Here are a few tips from AC43.13-1B to ensure that correct torque is being applied:

  • Calibrate the torque wrench at least once a year, or immediately after it has been abused or dropped, to ensure continued accuracy.

  • Be sure the bolt and nut threads are clean and dry, unless otherwise specified by the manufacturer.

  • Run the nut down to near contact with the washer or bearing surface and check the friction drag torque required to turn the nut. Whenever possible, apply the torque to the nut and not the bolt. This will reduce rotation of the bolt in the hole and reduce wear.

  • Add the friction drag torque to the desired torque. This is referred to as final torque, which should register on the indicator or setting for a snap-over type torque wrench.
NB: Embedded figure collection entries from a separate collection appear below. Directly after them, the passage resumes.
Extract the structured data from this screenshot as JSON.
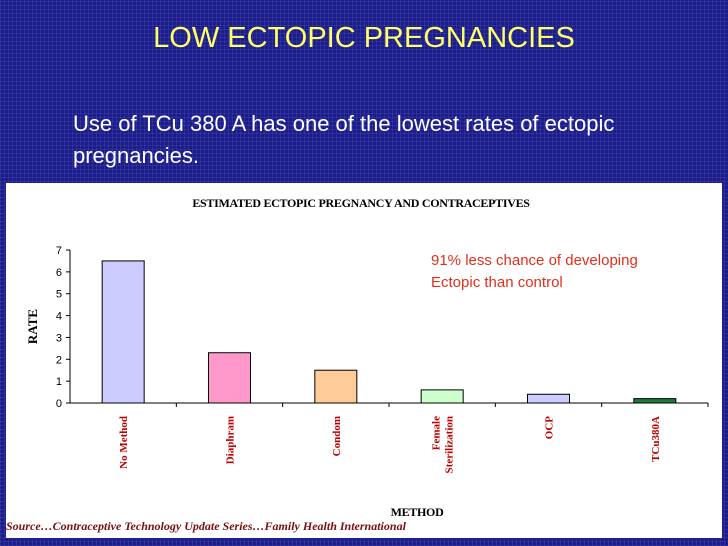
{
  "slide": {
    "title": "LOW ECTOPIC PREGNANCIES",
    "body": "Use of TCu 380 A has one of the lowest rates of ectopic pregnancies.",
    "source": "Source…Contraceptive Technology Update Series…Family Health International"
  },
  "colors": {
    "background": "#1b1d8c",
    "title": "#ffff66",
    "annotation": "#e0301e",
    "source": "#7a1010"
  },
  "chart_data": {
    "type": "bar",
    "title": "ESTIMATED ECTOPIC PREGNANCY AND CONTRACEPTIVES",
    "xlabel": "METHOD",
    "ylabel": "RATE",
    "ylim": [
      0,
      7
    ],
    "yticks": [
      "0",
      "1",
      "2",
      "3",
      "4",
      "5",
      "6",
      "7"
    ],
    "grid": false,
    "legend": "none",
    "categories": [
      "No Method",
      "Diaphram",
      "Condom",
      "Female Sterilization",
      "OCP",
      "TCu380A"
    ],
    "category_lines": [
      [
        "No Method"
      ],
      [
        "Diaphram"
      ],
      [
        "Condom"
      ],
      [
        "Female",
        "Sterilization"
      ],
      [
        "OCP"
      ],
      [
        "TCu380A"
      ]
    ],
    "values": [
      6.5,
      2.3,
      1.5,
      0.6,
      0.4,
      0.2
    ],
    "bar_colors": [
      "#ccccff",
      "#ff99cc",
      "#ffcc99",
      "#ccffcc",
      "#ccccff",
      "#1e7a3c"
    ],
    "annotation": [
      "91% less chance of developing",
      "Ectopic than control"
    ]
  }
}
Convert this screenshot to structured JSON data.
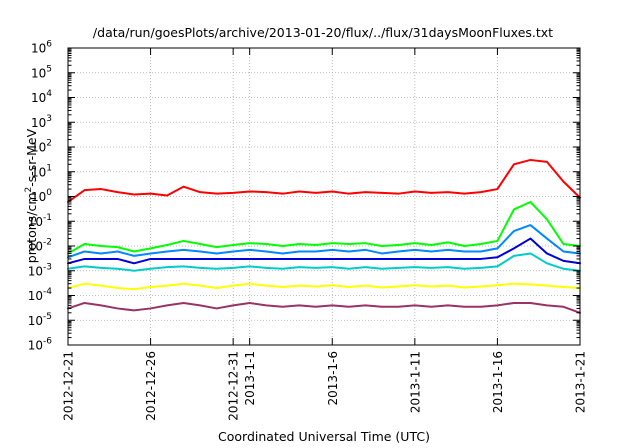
{
  "chart_data": {
    "type": "line",
    "title": "/data/run/goesPlots/archive/2013-01-20/flux/../flux/31daysMoonFluxes.txt",
    "xlabel": "Coordinated Universal Time (UTC)",
    "ylabel": {
      "prefix": "protons/cm",
      "sup": "2",
      "suffix": "-s-sr-MeV"
    },
    "yscale": "log",
    "ylim": [
      1e-06,
      1000000.0
    ],
    "xlim": [
      "2012-12-21",
      "2013-01-21"
    ],
    "grid": true,
    "legend": "none",
    "y_ticks": [
      {
        "value": 1e-06,
        "base": "10",
        "exp": "-6"
      },
      {
        "value": 1e-05,
        "base": "10",
        "exp": "-5"
      },
      {
        "value": 0.0001,
        "base": "10",
        "exp": "-4"
      },
      {
        "value": 0.001,
        "base": "10",
        "exp": "-3"
      },
      {
        "value": 0.01,
        "base": "10",
        "exp": "-2"
      },
      {
        "value": 0.1,
        "base": "10",
        "exp": "-1"
      },
      {
        "value": 1.0,
        "base": "10",
        "exp": "0"
      },
      {
        "value": 10.0,
        "base": "10",
        "exp": "1"
      },
      {
        "value": 100.0,
        "base": "10",
        "exp": "2"
      },
      {
        "value": 1000.0,
        "base": "10",
        "exp": "3"
      },
      {
        "value": 10000.0,
        "base": "10",
        "exp": "4"
      },
      {
        "value": 100000.0,
        "base": "10",
        "exp": "5"
      },
      {
        "value": 1000000.0,
        "base": "10",
        "exp": "6"
      }
    ],
    "x_ticks": [
      {
        "day": 0,
        "label": "2012-12-21"
      },
      {
        "day": 5,
        "label": "2012-12-26"
      },
      {
        "day": 10,
        "label": "2012-12-31"
      },
      {
        "day": 11,
        "label": "2013-1-1"
      },
      {
        "day": 16,
        "label": "2013-1-6"
      },
      {
        "day": 21,
        "label": "2013-1-11"
      },
      {
        "day": 26,
        "label": "2013-1-16"
      },
      {
        "day": 31,
        "label": "2013-1-21"
      }
    ],
    "series": [
      {
        "color": "#ff0000",
        "values": [
          [
            "2012-12-21",
            0.6
          ],
          [
            "2012-12-22",
            1.8
          ],
          [
            "2012-12-23",
            2.0
          ],
          [
            "2012-12-24",
            1.5
          ],
          [
            "2012-12-25",
            1.2
          ],
          [
            "2012-12-26",
            1.3
          ],
          [
            "2012-12-27",
            1.1
          ],
          [
            "2012-12-28",
            2.5
          ],
          [
            "2012-12-29",
            1.5
          ],
          [
            "2012-12-30",
            1.3
          ],
          [
            "2012-12-31",
            1.4
          ],
          [
            "2013-01-01",
            1.6
          ],
          [
            "2013-01-02",
            1.5
          ],
          [
            "2013-01-03",
            1.3
          ],
          [
            "2013-01-04",
            1.6
          ],
          [
            "2013-01-05",
            1.4
          ],
          [
            "2013-01-06",
            1.6
          ],
          [
            "2013-01-07",
            1.3
          ],
          [
            "2013-01-08",
            1.5
          ],
          [
            "2013-01-09",
            1.4
          ],
          [
            "2013-01-10",
            1.3
          ],
          [
            "2013-01-11",
            1.6
          ],
          [
            "2013-01-12",
            1.4
          ],
          [
            "2013-01-13",
            1.5
          ],
          [
            "2013-01-14",
            1.3
          ],
          [
            "2013-01-15",
            1.5
          ],
          [
            "2013-01-16",
            2.0
          ],
          [
            "2013-01-17",
            20
          ],
          [
            "2013-01-18",
            30
          ],
          [
            "2013-01-19",
            25
          ],
          [
            "2013-01-20",
            4
          ],
          [
            "2013-01-21",
            0.9
          ]
        ]
      },
      {
        "color": "#00ff00",
        "values": [
          [
            "2012-12-21",
            0.005
          ],
          [
            "2012-12-22",
            0.012
          ],
          [
            "2012-12-23",
            0.01
          ],
          [
            "2012-12-24",
            0.009
          ],
          [
            "2012-12-25",
            0.006
          ],
          [
            "2012-12-26",
            0.008
          ],
          [
            "2012-12-27",
            0.011
          ],
          [
            "2012-12-28",
            0.016
          ],
          [
            "2012-12-29",
            0.012
          ],
          [
            "2012-12-30",
            0.009
          ],
          [
            "2012-12-31",
            0.011
          ],
          [
            "2013-01-01",
            0.013
          ],
          [
            "2013-01-02",
            0.012
          ],
          [
            "2013-01-03",
            0.01
          ],
          [
            "2013-01-04",
            0.012
          ],
          [
            "2013-01-05",
            0.011
          ],
          [
            "2013-01-06",
            0.013
          ],
          [
            "2013-01-07",
            0.012
          ],
          [
            "2013-01-08",
            0.013
          ],
          [
            "2013-01-09",
            0.01
          ],
          [
            "2013-01-10",
            0.011
          ],
          [
            "2013-01-11",
            0.013
          ],
          [
            "2013-01-12",
            0.011
          ],
          [
            "2013-01-13",
            0.014
          ],
          [
            "2013-01-14",
            0.01
          ],
          [
            "2013-01-15",
            0.012
          ],
          [
            "2013-01-16",
            0.016
          ],
          [
            "2013-01-17",
            0.3
          ],
          [
            "2013-01-18",
            0.6
          ],
          [
            "2013-01-19",
            0.12
          ],
          [
            "2013-01-20",
            0.012
          ],
          [
            "2013-01-21",
            0.01
          ]
        ]
      },
      {
        "color": "#0088ff",
        "values": [
          [
            "2012-12-21",
            0.0035
          ],
          [
            "2012-12-22",
            0.006
          ],
          [
            "2012-12-23",
            0.005
          ],
          [
            "2012-12-24",
            0.006
          ],
          [
            "2012-12-25",
            0.004
          ],
          [
            "2012-12-26",
            0.005
          ],
          [
            "2012-12-27",
            0.006
          ],
          [
            "2012-12-28",
            0.007
          ],
          [
            "2012-12-29",
            0.006
          ],
          [
            "2012-12-30",
            0.005
          ],
          [
            "2012-12-31",
            0.006
          ],
          [
            "2013-01-01",
            0.007
          ],
          [
            "2013-01-02",
            0.006
          ],
          [
            "2013-01-03",
            0.005
          ],
          [
            "2013-01-04",
            0.006
          ],
          [
            "2013-01-05",
            0.006
          ],
          [
            "2013-01-06",
            0.007
          ],
          [
            "2013-01-07",
            0.006
          ],
          [
            "2013-01-08",
            0.007
          ],
          [
            "2013-01-09",
            0.005
          ],
          [
            "2013-01-10",
            0.006
          ],
          [
            "2013-01-11",
            0.007
          ],
          [
            "2013-01-12",
            0.006
          ],
          [
            "2013-01-13",
            0.007
          ],
          [
            "2013-01-14",
            0.006
          ],
          [
            "2013-01-15",
            0.006
          ],
          [
            "2013-01-16",
            0.008
          ],
          [
            "2013-01-17",
            0.04
          ],
          [
            "2013-01-18",
            0.07
          ],
          [
            "2013-01-19",
            0.02
          ],
          [
            "2013-01-20",
            0.006
          ],
          [
            "2013-01-21",
            0.005
          ]
        ]
      },
      {
        "color": "#0000dd",
        "values": [
          [
            "2012-12-21",
            0.002
          ],
          [
            "2012-12-22",
            0.003
          ],
          [
            "2012-12-23",
            0.003
          ],
          [
            "2012-12-24",
            0.003
          ],
          [
            "2012-12-25",
            0.002
          ],
          [
            "2012-12-26",
            0.003
          ],
          [
            "2012-12-27",
            0.003
          ],
          [
            "2012-12-28",
            0.003
          ],
          [
            "2012-12-29",
            0.003
          ],
          [
            "2012-12-30",
            0.003
          ],
          [
            "2012-12-31",
            0.003
          ],
          [
            "2013-01-01",
            0.003
          ],
          [
            "2013-01-02",
            0.003
          ],
          [
            "2013-01-03",
            0.003
          ],
          [
            "2013-01-04",
            0.003
          ],
          [
            "2013-01-05",
            0.003
          ],
          [
            "2013-01-06",
            0.003
          ],
          [
            "2013-01-07",
            0.003
          ],
          [
            "2013-01-08",
            0.003
          ],
          [
            "2013-01-09",
            0.003
          ],
          [
            "2013-01-10",
            0.003
          ],
          [
            "2013-01-11",
            0.003
          ],
          [
            "2013-01-12",
            0.003
          ],
          [
            "2013-01-13",
            0.003
          ],
          [
            "2013-01-14",
            0.003
          ],
          [
            "2013-01-15",
            0.003
          ],
          [
            "2013-01-16",
            0.0035
          ],
          [
            "2013-01-17",
            0.008
          ],
          [
            "2013-01-18",
            0.02
          ],
          [
            "2013-01-19",
            0.005
          ],
          [
            "2013-01-20",
            0.0025
          ],
          [
            "2013-01-21",
            0.002
          ]
        ]
      },
      {
        "color": "#00cccc",
        "values": [
          [
            "2012-12-21",
            0.0012
          ],
          [
            "2012-12-22",
            0.0015
          ],
          [
            "2012-12-23",
            0.0013
          ],
          [
            "2012-12-24",
            0.0012
          ],
          [
            "2012-12-25",
            0.001
          ],
          [
            "2012-12-26",
            0.0012
          ],
          [
            "2012-12-27",
            0.0014
          ],
          [
            "2012-12-28",
            0.0015
          ],
          [
            "2012-12-29",
            0.0013
          ],
          [
            "2012-12-30",
            0.0012
          ],
          [
            "2012-12-31",
            0.0013
          ],
          [
            "2013-01-01",
            0.0015
          ],
          [
            "2013-01-02",
            0.0013
          ],
          [
            "2013-01-03",
            0.0012
          ],
          [
            "2013-01-04",
            0.0014
          ],
          [
            "2013-01-05",
            0.0013
          ],
          [
            "2013-01-06",
            0.0014
          ],
          [
            "2013-01-07",
            0.0012
          ],
          [
            "2013-01-08",
            0.0014
          ],
          [
            "2013-01-09",
            0.0012
          ],
          [
            "2013-01-10",
            0.0013
          ],
          [
            "2013-01-11",
            0.0014
          ],
          [
            "2013-01-12",
            0.0013
          ],
          [
            "2013-01-13",
            0.0014
          ],
          [
            "2013-01-14",
            0.0012
          ],
          [
            "2013-01-15",
            0.0013
          ],
          [
            "2013-01-16",
            0.0015
          ],
          [
            "2013-01-17",
            0.004
          ],
          [
            "2013-01-18",
            0.005
          ],
          [
            "2013-01-19",
            0.002
          ],
          [
            "2013-01-20",
            0.0012
          ],
          [
            "2013-01-21",
            0.001
          ]
        ]
      },
      {
        "color": "#ffff00",
        "values": [
          [
            "2012-12-21",
            0.0002
          ],
          [
            "2012-12-22",
            0.0003
          ],
          [
            "2012-12-23",
            0.00025
          ],
          [
            "2012-12-24",
            0.0002
          ],
          [
            "2012-12-25",
            0.00018
          ],
          [
            "2012-12-26",
            0.00022
          ],
          [
            "2012-12-27",
            0.00025
          ],
          [
            "2012-12-28",
            0.0003
          ],
          [
            "2012-12-29",
            0.00025
          ],
          [
            "2012-12-30",
            0.0002
          ],
          [
            "2012-12-31",
            0.00025
          ],
          [
            "2013-01-01",
            0.0003
          ],
          [
            "2013-01-02",
            0.00025
          ],
          [
            "2013-01-03",
            0.00022
          ],
          [
            "2013-01-04",
            0.00025
          ],
          [
            "2013-01-05",
            0.00023
          ],
          [
            "2013-01-06",
            0.00026
          ],
          [
            "2013-01-07",
            0.00022
          ],
          [
            "2013-01-08",
            0.00025
          ],
          [
            "2013-01-09",
            0.00021
          ],
          [
            "2013-01-10",
            0.00023
          ],
          [
            "2013-01-11",
            0.00026
          ],
          [
            "2013-01-12",
            0.00023
          ],
          [
            "2013-01-13",
            0.00025
          ],
          [
            "2013-01-14",
            0.00021
          ],
          [
            "2013-01-15",
            0.00023
          ],
          [
            "2013-01-16",
            0.00026
          ],
          [
            "2013-01-17",
            0.0003
          ],
          [
            "2013-01-18",
            0.00028
          ],
          [
            "2013-01-19",
            0.00025
          ],
          [
            "2013-01-20",
            0.00022
          ],
          [
            "2013-01-21",
            0.0002
          ]
        ]
      },
      {
        "color": "#993366",
        "values": [
          [
            "2012-12-21",
            3e-05
          ],
          [
            "2012-12-22",
            5e-05
          ],
          [
            "2012-12-23",
            4e-05
          ],
          [
            "2012-12-24",
            3e-05
          ],
          [
            "2012-12-25",
            2.5e-05
          ],
          [
            "2012-12-26",
            3e-05
          ],
          [
            "2012-12-27",
            4e-05
          ],
          [
            "2012-12-28",
            5e-05
          ],
          [
            "2012-12-29",
            4e-05
          ],
          [
            "2012-12-30",
            3e-05
          ],
          [
            "2012-12-31",
            4e-05
          ],
          [
            "2013-01-01",
            5e-05
          ],
          [
            "2013-01-02",
            4e-05
          ],
          [
            "2013-01-03",
            3.5e-05
          ],
          [
            "2013-01-04",
            4e-05
          ],
          [
            "2013-01-05",
            3.5e-05
          ],
          [
            "2013-01-06",
            4e-05
          ],
          [
            "2013-01-07",
            3.5e-05
          ],
          [
            "2013-01-08",
            4e-05
          ],
          [
            "2013-01-09",
            3.5e-05
          ],
          [
            "2013-01-10",
            3.5e-05
          ],
          [
            "2013-01-11",
            4e-05
          ],
          [
            "2013-01-12",
            3.5e-05
          ],
          [
            "2013-01-13",
            4e-05
          ],
          [
            "2013-01-14",
            3.5e-05
          ],
          [
            "2013-01-15",
            3.5e-05
          ],
          [
            "2013-01-16",
            4e-05
          ],
          [
            "2013-01-17",
            5e-05
          ],
          [
            "2013-01-18",
            5e-05
          ],
          [
            "2013-01-19",
            4e-05
          ],
          [
            "2013-01-20",
            3.5e-05
          ],
          [
            "2013-01-21",
            2e-05
          ]
        ]
      }
    ]
  }
}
  • Apply a smooth even pull when applying torque pressure. If chattering or a jerking motion occurs during the final torque, back off the nut and re-torque. Note: many applications of bolts in aircraft/engines require stretch checks prior to reuse. This requirement is due primarily to bolt stretching caused by over-torquing.

  • When installing a castle nut, start alignment with the cotter pin hole at the minimum recommended torque plus friction drag torque. Do not exceed the maximum torque plus the friction drag. If the hole and nut castellation do not align, change washer or nut and try again. Exceeding the maximum recommended torque is not recommended.

  • When torque is applied to bolt heads or capscrews, apply the recommended torque plus friction drag torque.

  • If special adapters are used which will change the effective length of the torque wrench, the final torque indication or wrench setting must be adjusted accordingly.

O-Rings

In the hustle and bustle of an aircraft maintenance environment, proper O-ring installation is another basic item that can easily be overlooked. Following good standard practices with O-rings can help reduce maintenance errors.

Inspect O-rings prior to installation. Look for manufacturing defects such as deformations, cuts, pitting, or cracks. Also check for extra material that may be left over from the manufacturing process.

Ensure the O-rings are lubricated according to the manufacturer’s maintenance manual. Using the wrong lubricant can damage the O-ring. Improper lubricant can also clog filters or fuel nozzles. Also inspect the O-ring seating area for nicks or corrosion that could cause a leak or damage the O-ring.

When installing the O-ring, install a protective sleeve over any threads it is sliding over whenever possible to help prevent damage to the O-ring. Try not to twist the O-ring during installation.

Clamps

Clamps play an important role in the engine area. With so many clamps to look at, it could be easy to become complacent when inspecting them. However, thorough inspection of clamps can help prevent a serious problem from developing down the road.

Inspect the clamps for proper cushioning. Worn clamps or clamps with out-of-position cushioning can cause chafing of the wires and tubing they were meant to protect.

Anytime clamps are replaced, check for damage to the tubing at the clamping location. Make sure the replacement clamp is the correct size. If it is too small, it can pinch and damage the wires or tubing. If it is too large, it will not hold the item securely as required.

Be careful when using solvents around clamps as an accidental spill on a rubber clamp can cause deterioration of the rubber and take away its protective properties.

Also check for proper clamp alignment. If a clamp is crooked, it can cause excessive stress to the wires or tubing.

Don’t fall into the trap of using tie wraps in place of clamps. Tie wraps are hard enough to cause serious damage to wiring, tubing, and engine frames. I have seen several cases of an engine frame trashed because a tie wrap was used and caused wear beyond limits on the frame.

In the end, it all comes down to safety. By going back to the basics and using proper techniques in torquing, O-ring installation, and clamping, we can reduce the chances of a maintenance-related accident occurring to an aircraft we worked on. Don’t let complacency cause a catastrophe in your shop!